The Wildlife Trusts’ gardening champion, horticulturist and TV presenter Frances Tophill says: 

“Our garden flowers and plants provide a rich source of rejuvenating nectar for these much-loved garden visitors as they emerge from hibernation to herald the start of spring. Go wild in your garden and leave the dandelions and daisies in the lawn to provide a meal, aim for year-round flowers and include a wildflower area for egg-laying females as well as gardeners’ favourites like lavender, nasturtium and verbena. The Wild About Gardens website is packed with information and easy actions we can all take to support butterflies and moths throughout their impressive life cycle.”

Download or pick up a booklet

The Wildlife Trusts and RHS have published a beautiful – free – booklet with colourful advice and easy tips designed to make our outdoor spaces more attractive to butterflies, moths and their caterpillars.

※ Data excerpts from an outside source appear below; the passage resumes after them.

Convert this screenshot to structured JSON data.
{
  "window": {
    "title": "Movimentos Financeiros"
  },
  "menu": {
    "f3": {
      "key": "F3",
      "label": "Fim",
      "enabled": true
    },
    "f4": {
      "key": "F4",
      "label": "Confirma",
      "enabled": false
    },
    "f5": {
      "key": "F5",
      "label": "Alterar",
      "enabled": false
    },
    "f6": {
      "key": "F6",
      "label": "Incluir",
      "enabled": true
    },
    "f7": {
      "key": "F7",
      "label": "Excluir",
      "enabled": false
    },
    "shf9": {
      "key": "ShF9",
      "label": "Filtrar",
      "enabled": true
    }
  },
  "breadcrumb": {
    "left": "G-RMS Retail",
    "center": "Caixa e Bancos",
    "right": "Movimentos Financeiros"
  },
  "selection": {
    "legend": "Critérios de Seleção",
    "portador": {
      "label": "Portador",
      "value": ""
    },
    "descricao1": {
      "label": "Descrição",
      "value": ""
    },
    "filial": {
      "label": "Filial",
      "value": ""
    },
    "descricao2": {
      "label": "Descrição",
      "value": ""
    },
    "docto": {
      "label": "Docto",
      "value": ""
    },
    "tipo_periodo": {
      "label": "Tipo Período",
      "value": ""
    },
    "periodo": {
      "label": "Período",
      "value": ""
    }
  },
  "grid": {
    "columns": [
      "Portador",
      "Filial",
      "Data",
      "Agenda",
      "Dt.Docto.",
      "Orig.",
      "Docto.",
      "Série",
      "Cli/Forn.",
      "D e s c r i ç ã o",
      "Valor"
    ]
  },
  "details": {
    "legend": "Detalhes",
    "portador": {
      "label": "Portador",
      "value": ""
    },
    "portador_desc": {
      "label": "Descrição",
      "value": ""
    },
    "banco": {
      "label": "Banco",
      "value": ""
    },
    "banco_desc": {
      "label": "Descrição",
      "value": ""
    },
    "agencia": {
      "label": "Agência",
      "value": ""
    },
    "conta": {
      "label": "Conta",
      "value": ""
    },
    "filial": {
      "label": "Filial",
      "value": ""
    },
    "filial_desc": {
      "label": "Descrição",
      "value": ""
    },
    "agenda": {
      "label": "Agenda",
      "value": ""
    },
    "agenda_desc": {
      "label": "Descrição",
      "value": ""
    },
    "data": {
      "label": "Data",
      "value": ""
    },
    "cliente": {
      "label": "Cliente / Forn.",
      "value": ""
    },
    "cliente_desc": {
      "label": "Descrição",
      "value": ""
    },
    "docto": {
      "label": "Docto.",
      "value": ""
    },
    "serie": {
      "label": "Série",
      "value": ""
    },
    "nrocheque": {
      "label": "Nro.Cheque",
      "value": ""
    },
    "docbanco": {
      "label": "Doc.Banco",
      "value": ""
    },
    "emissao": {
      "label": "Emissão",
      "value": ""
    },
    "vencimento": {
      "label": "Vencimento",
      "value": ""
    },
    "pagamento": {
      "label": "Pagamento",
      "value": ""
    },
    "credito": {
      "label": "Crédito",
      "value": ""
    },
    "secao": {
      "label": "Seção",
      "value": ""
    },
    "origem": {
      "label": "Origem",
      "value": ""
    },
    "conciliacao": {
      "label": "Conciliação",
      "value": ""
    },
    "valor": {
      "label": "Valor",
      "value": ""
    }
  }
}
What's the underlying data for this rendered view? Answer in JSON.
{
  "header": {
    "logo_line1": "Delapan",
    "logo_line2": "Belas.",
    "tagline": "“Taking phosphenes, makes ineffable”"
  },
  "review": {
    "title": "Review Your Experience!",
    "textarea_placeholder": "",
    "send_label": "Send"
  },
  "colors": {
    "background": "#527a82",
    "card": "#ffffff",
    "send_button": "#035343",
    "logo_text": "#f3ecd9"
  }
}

Available here  from 12th March. 

Find a full range of wildlife gardening advice and inspiration here

Enter the Surrey Wildlife Garden Awards

Entering the 2020 Surrey Wildlife Garden Awards is a perfect way to make a difference and connect with nature on your doorstep. It’s free to enter and there are categories for small, medium and large private gardens, school grounds, business grounds, allotments, community garden and new for this year - churchyards.